Parametric Hopfield networks for classification with unbalanced data: From single to multi-task learning
Abstract: Several real-world problems nowadays are characterized by a severe imbalance in data labeling, including problems in Bioinformatics and Biomedicine, where the conclusion of numerous genome sequencing projects has generated an unprecedented amount of biological data that requires the design and the application of novel computational methods for their proper analysis and statistical/biological interpretation. In this context, the seminars present some real-world instances of unbalanced classification problems, and some state-of-the-art imbalance-aware solutions, including recently proposed classifiers based of parametric Hopfield networks (HNs). During the two seminars, unbalanced binary classification algorithms are described in two different scenarios: tasks are independent of each other; tasks are semantically related to each other. In particular, in the latter setting a recent multi-task HN model is presented. The seminar ends with some ongoing works and possible future theoretical and practical developments.
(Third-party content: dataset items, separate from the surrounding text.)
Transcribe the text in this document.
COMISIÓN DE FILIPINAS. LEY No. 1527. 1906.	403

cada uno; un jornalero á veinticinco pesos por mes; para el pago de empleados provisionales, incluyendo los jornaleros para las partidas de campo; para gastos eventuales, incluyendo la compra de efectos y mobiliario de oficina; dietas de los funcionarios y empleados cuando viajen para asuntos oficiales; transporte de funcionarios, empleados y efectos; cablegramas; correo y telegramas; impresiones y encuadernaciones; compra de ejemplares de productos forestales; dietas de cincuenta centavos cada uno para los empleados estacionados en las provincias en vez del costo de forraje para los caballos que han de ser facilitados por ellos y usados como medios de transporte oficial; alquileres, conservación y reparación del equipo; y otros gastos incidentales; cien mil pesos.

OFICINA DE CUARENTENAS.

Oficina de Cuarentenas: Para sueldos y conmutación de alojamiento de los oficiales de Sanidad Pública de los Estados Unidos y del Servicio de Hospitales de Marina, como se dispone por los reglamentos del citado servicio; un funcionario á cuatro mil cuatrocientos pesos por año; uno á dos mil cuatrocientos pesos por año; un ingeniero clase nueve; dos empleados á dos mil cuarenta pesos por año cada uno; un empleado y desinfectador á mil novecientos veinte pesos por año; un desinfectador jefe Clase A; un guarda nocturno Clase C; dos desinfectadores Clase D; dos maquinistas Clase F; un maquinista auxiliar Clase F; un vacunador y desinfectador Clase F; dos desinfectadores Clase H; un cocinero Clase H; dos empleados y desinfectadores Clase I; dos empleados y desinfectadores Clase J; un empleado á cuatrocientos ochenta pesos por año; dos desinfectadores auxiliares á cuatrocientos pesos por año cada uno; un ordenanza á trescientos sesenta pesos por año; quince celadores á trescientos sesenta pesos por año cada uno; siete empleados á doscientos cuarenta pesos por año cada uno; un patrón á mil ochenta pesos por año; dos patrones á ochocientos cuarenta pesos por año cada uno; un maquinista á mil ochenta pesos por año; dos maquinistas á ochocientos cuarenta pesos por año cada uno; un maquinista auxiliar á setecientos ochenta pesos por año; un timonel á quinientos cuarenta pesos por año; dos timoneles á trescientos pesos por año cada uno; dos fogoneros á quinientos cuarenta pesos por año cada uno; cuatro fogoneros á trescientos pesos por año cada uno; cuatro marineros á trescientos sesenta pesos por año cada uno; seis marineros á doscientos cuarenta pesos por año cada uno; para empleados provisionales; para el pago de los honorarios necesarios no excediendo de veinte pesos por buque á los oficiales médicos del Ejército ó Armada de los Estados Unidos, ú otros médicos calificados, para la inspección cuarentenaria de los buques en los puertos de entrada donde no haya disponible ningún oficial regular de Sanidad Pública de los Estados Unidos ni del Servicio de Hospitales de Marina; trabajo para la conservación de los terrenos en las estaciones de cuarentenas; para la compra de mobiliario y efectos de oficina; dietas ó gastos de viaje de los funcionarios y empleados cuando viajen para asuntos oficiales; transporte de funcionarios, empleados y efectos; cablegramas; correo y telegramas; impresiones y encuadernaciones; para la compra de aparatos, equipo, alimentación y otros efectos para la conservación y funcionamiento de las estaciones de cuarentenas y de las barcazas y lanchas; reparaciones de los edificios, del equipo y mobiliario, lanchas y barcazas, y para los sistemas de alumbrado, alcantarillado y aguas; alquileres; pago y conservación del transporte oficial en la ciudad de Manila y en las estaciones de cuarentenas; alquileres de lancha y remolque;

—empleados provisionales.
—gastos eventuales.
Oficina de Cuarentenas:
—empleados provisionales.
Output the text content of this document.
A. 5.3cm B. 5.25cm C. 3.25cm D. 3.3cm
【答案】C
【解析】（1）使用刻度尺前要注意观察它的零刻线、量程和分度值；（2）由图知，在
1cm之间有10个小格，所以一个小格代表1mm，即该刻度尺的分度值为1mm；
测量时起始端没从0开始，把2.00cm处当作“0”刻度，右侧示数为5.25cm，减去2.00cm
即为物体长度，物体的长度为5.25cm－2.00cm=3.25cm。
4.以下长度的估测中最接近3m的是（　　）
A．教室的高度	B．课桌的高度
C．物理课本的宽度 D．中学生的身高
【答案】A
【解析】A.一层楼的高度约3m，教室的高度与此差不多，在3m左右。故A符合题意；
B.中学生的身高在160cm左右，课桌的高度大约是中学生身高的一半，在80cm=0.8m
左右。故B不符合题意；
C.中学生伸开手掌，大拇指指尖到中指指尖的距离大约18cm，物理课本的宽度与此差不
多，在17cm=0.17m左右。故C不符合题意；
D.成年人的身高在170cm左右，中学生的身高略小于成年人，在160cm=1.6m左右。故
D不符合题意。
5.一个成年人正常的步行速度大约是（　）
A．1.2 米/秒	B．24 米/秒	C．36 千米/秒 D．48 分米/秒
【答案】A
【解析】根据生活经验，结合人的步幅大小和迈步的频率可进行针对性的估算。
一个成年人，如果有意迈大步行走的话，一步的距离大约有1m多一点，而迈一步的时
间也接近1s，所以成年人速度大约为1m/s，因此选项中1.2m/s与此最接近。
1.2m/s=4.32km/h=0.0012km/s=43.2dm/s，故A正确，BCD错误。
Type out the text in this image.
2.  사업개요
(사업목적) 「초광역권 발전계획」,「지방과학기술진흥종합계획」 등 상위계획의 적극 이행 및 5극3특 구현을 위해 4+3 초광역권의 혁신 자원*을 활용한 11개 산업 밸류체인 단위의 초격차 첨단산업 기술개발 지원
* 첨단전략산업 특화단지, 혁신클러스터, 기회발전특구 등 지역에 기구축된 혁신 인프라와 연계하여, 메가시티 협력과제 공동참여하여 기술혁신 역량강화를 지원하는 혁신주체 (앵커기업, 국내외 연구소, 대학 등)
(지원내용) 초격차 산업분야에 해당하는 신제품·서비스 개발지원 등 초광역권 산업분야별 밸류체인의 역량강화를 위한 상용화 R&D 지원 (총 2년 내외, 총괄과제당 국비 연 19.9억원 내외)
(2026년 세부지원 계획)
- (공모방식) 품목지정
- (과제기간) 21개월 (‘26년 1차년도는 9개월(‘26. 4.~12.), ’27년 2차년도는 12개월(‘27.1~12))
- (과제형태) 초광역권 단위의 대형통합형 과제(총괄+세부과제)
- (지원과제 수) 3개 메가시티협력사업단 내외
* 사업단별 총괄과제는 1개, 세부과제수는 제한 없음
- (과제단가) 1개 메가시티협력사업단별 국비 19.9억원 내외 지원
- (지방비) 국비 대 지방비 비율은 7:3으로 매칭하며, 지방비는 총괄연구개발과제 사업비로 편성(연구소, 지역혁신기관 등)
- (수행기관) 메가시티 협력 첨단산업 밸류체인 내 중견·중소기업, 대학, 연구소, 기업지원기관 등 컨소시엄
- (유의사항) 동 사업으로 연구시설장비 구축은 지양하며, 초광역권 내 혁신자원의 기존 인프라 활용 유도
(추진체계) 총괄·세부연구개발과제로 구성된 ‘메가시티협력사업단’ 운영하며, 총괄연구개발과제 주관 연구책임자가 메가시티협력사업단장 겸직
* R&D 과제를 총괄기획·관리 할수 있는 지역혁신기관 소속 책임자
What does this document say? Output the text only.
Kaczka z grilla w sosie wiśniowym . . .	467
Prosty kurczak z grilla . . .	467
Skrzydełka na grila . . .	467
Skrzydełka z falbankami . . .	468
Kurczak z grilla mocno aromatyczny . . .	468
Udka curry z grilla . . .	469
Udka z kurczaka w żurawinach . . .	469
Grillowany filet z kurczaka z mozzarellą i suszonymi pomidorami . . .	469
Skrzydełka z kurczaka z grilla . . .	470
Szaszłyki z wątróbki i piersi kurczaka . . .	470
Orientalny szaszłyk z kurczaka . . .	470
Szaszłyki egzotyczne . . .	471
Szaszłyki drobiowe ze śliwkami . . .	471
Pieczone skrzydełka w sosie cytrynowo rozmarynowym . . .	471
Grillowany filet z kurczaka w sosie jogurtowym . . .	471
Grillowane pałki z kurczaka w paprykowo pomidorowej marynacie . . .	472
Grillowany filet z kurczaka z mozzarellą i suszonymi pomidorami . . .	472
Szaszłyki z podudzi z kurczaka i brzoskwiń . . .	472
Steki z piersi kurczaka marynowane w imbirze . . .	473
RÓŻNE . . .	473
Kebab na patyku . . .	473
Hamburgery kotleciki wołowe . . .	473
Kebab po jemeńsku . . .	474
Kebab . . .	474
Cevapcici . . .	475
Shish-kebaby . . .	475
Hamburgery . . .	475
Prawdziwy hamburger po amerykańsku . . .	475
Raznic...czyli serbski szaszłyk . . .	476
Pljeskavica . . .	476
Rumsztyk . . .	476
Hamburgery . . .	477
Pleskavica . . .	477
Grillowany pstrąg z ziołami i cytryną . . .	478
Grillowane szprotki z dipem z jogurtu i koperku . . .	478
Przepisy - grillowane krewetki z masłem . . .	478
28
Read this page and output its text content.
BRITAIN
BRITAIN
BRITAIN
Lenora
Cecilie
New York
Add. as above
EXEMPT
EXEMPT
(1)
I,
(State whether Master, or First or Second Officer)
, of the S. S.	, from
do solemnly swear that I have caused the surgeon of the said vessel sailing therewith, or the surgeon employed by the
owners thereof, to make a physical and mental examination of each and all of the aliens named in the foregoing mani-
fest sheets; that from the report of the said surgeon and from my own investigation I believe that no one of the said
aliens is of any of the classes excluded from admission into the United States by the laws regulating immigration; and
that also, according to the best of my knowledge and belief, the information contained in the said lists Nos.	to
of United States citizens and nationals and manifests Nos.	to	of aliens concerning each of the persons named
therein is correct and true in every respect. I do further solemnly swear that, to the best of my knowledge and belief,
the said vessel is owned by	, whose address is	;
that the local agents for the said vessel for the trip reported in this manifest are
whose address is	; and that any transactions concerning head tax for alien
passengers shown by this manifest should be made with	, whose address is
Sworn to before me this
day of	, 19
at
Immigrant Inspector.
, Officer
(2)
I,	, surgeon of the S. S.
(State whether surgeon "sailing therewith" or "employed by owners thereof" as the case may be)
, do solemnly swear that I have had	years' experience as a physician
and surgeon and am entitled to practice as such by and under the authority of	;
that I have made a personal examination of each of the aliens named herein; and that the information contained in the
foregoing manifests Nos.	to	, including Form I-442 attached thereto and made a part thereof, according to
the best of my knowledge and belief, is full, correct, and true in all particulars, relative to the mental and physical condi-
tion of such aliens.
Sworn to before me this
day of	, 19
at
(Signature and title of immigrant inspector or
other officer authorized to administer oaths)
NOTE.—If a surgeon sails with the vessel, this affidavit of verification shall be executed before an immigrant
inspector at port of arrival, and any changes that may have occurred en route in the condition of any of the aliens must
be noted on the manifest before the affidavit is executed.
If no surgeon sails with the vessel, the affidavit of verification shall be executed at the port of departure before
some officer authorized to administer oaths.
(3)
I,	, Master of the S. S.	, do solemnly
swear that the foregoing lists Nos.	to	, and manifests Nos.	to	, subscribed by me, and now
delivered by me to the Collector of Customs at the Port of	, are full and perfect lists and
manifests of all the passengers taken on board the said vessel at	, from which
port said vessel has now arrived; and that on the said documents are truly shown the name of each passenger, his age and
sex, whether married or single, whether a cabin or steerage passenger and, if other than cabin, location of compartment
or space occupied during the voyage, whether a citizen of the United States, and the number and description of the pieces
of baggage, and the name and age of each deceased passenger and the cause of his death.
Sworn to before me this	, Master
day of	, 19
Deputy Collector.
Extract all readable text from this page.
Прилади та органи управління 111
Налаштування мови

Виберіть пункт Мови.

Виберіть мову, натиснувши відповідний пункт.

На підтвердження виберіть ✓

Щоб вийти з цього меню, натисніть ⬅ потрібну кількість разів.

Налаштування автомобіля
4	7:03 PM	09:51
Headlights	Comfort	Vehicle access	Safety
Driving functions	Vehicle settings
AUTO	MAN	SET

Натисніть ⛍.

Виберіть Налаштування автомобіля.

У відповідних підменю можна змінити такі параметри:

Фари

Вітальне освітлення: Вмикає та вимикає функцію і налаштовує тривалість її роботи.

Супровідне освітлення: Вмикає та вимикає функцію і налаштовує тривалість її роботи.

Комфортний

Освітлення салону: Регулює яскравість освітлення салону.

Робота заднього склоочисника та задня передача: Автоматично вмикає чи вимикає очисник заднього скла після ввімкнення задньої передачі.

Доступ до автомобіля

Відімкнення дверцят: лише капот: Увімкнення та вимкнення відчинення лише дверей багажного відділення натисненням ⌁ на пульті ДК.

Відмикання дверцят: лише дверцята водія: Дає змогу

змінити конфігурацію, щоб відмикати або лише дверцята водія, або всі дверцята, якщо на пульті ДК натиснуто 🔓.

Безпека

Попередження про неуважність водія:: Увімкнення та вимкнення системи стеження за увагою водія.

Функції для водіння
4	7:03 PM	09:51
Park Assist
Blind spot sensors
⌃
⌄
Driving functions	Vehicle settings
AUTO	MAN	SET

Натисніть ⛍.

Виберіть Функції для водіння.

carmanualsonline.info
Bio: Marco Frasca is an assistant professor at Computer Science Department of the Università degli Studi di Milano from 2017. He received the Ph.D. degree in Computer Science from the Università degli Studi di Milano in 2012, and he has been a post-doc research fellow at the Biosciences and Computer Science Departments of the same university. He has been visiting researcher at the Terrence Donnelly Centre for Cellular and Biomolecular Research, University of Toronto, and at the Institute of Molecular Biology of the Johannes Gutenberg University of Mainz. He is associate editor of the International Journal of Neural Networks. He is member of the Bioinformatics Italian Society, and has been member of the International Neural Network Society. His research interests include the study of machine learning methods for unbalanced classification problem, with a particular focus on neural networks models. A main interest involves the design of machine learning techniques for emerging problems life sciences, such as protein function prediction, disease-gene prioritization, and drug-side effect prediction.